I like to think that the U.S. is largely divided into North and South, with the South having more politically conservative views and the North having liberal views. My hot take, as controversial as it may sound, is that the South is simply not as educated as the North. The knowledge and cultural gap is just unspeakably huge between the two sides. The rich, white people of upper class in the South typically lean towards the Republican policies, to save income tax and the government essentially trying to take money from them. That is a logical decision which I respect and see nothing wrong with. I would do the same if I was making bank and wanted to save my money from being taken away as federal taxation. What is problematic is the other people in the South who AREN'T rich that simply supports and votes on conservative views just because they think that is the best for themselves, not knowing better in terms of knowledge and culture. These people are simply uneducated to the point where they do not realize that the overturning of Roe v. Wade Supreme Court decision is heinous for women in the entire nation and banning abortion will certainly hinder and limit women's rights in the future. They do not realize that LGBTQ people will continuously be prejudiced in the future from the Republican party policies. And I mention this phenomenon because Texas is probably the most conservative state in the country. Some Texans just love to shoot themselves in the feet. Seeing all this, I cannot be more disappointed at the state. My lifelong dream is to live in the New York City and never come back to Texas.

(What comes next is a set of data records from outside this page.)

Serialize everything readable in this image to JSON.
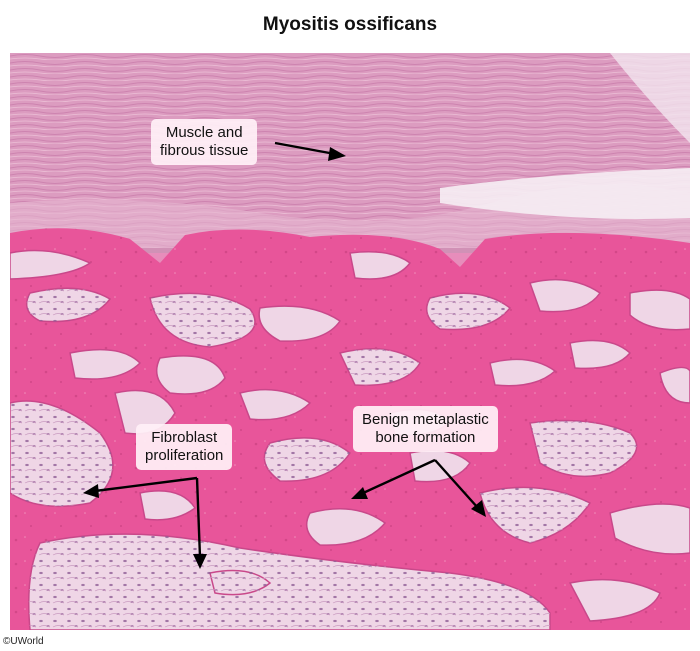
{
  "title": "Myositis ossificans",
  "labels": {
    "muscle_line1": "Muscle and",
    "muscle_line2": "fibrous tissue",
    "fibroblast_line1": "Fibroblast",
    "fibroblast_line2": "proliferation",
    "bone_line1": "Benign metaplastic",
    "bone_line2": "bone formation"
  },
  "copyright": "©UWorld",
  "colors": {
    "bone": "#e8559a",
    "muscle": "#dc9cc0",
    "marrow": "#efd6e6",
    "cells": "#8e5c95",
    "background": "#ffffff"
  }
}
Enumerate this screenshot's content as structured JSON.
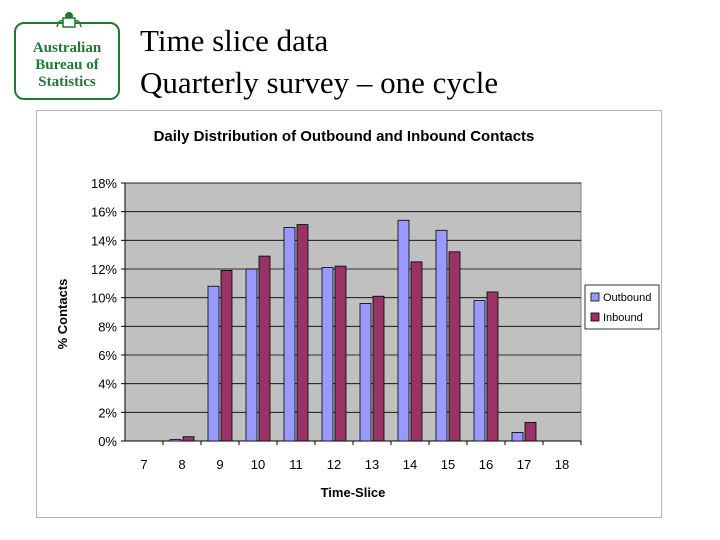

And it seems like I hate on Texas for things that does not necessarily affect me, but I am not trying to speak on behalf of anyone else but myself. I would like to go back to the idea of racism to support my argument. Growing up in Texas, I have gone through lots of racism and I mean discriminatory racism in this case. I was told names and unpleasant comments about my accent, my name, and my culture. I was told to go back to my country, to eat dogs, and to try karate moves like Jackie Chan. There were too many times where I felt defeated in life, wanting to just go back to South Korea. I would often ask myself, "Is this kind of living really worth it?" I would have lesser of a status and perhaps less value as a person in South Korea, but would I not be more happy living there? Unfortunately, these were just thoughts. As much as I wanted to go back, I simply couldn't because it was too late to turn back. I also did not have enough money to support myself living in South Korea because I had nothing under my belt.

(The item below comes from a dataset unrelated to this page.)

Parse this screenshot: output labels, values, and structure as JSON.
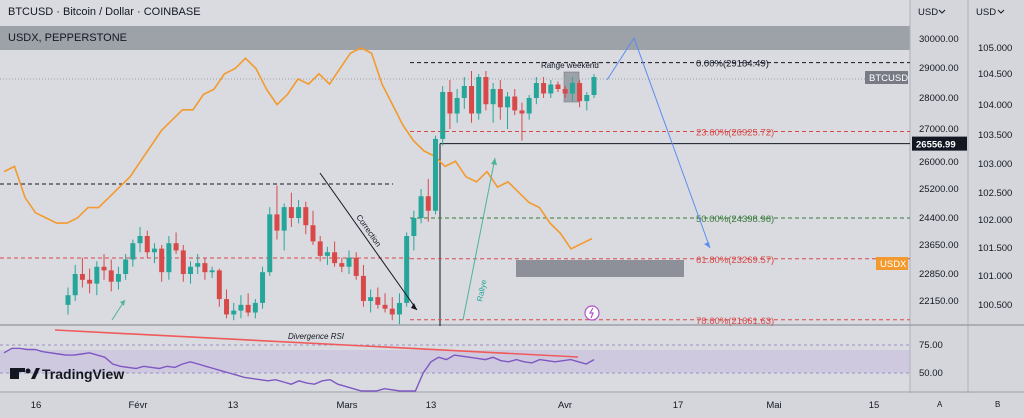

So what is the conclusion? I do not have a choice but to just accept the fact that I am fucked. Given that I will be staying in Texas due to my enrollment at a medical school here in Houston, I am fucked for at least the next four years. As long as I am in the state of Texas, I do not see myself growing or developing as a person. There is nothing to do here, no one to meet, and nothing new to inspire me to have some kind of an apotheosis. The stagnant living that this state provides is not enough to fulfill my hustling tendency that I need to motivate myself everyday and push forward to become a better person. When I think about this situation that I am in, I regret not doing better on the MCAT and having a better profile to get into medical schools that are up north like New York City, Chicago, Boston, LA, etc. I knew that I would be facing somewhat of a cultural disconnect once I come back to Texas after graduating college, but did not expect it to be this bad. I gave up on trying to enjoy life here; perhaps, this is going to be a wonderful setting for me to hone in on studying and get into a prestigious residency program that would land me somewhere in New York City in the near future.